Strategi Berbicara dan Membaca Situasi
Strategi berbicara mencakup cara individu menyesuaikan bahasa mereka tergantung pada situasi dan audiens. Dalam konteks formal, seseorang mungkin menggunakan bahasa yang lebih sopan dan teknik berbicara yang lebih terstruktur. Sebaliknya, dalam situasi santai dengan teman, mereka lebih cenderung menggunakan bahasa gaul atau ungkapan informald. Sebagai contoh, seorang mahasiswa saat berbicara dengan dosen mungkin menggunakan kalimat seperti, “Selamat pagi, Pak, bagaimana kabarnya?” sementara dengan teman-teman, ia mungkin hanya bilang, “Hey, apa kabar?”.
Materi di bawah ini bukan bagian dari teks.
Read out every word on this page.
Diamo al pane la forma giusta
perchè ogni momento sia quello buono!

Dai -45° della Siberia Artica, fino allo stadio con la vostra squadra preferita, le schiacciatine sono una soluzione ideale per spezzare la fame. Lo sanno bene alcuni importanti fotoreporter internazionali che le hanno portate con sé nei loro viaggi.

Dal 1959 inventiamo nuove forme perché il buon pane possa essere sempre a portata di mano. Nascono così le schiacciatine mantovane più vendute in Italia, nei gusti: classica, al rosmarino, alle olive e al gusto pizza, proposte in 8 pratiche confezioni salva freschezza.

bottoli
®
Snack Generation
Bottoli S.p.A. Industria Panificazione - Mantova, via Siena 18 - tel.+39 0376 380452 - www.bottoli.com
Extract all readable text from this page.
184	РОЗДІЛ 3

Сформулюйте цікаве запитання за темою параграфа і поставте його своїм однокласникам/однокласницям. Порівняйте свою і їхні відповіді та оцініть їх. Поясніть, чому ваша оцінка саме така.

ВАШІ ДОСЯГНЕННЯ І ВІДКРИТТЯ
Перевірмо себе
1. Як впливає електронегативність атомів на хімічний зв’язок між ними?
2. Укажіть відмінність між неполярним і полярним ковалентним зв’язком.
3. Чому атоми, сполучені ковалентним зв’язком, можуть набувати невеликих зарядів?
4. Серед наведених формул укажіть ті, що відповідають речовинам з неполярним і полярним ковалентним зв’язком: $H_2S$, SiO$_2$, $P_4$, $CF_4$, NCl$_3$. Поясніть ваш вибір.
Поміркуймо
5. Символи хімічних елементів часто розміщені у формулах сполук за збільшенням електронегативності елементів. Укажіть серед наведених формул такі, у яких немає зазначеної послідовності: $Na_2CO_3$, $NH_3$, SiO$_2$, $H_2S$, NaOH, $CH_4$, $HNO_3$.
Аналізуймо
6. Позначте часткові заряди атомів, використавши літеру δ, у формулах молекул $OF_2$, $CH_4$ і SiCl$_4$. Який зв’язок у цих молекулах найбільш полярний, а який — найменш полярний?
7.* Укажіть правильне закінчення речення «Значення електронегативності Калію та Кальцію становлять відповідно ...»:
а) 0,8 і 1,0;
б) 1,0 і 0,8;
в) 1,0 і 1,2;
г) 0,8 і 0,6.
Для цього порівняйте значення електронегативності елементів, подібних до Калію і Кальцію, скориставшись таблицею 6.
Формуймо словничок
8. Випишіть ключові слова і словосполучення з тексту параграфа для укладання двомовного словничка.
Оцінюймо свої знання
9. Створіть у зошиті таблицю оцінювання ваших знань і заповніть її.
Ketika seseorang berada dalam situasi yang berbeda, penting untuk membaca situasi dan menyesuaikan cara berkomunikasi mereka. Mengabaikan aspek ini bisa mengakibatkan kesalahpahaman atau bahkan konflik. Ketika berinteraksi dengan orang dari latar belakang budaya yang berbeda, pemahaman pragmatik akan membantu kita untuk tidak mengartikan komunikasi secara sembarangan.
Pragmatik juga memungkinkan kita untuk memahami nuansa emosi dan perasaan di balik kata-kata. Misalnya, jika seorang teman mengatakan, “Kamu bisa melakukannya,” mungkin ada nada tertentu dalam suaranya yang menunjukkan dukungan, meskipun kata-katanya terkesan netral.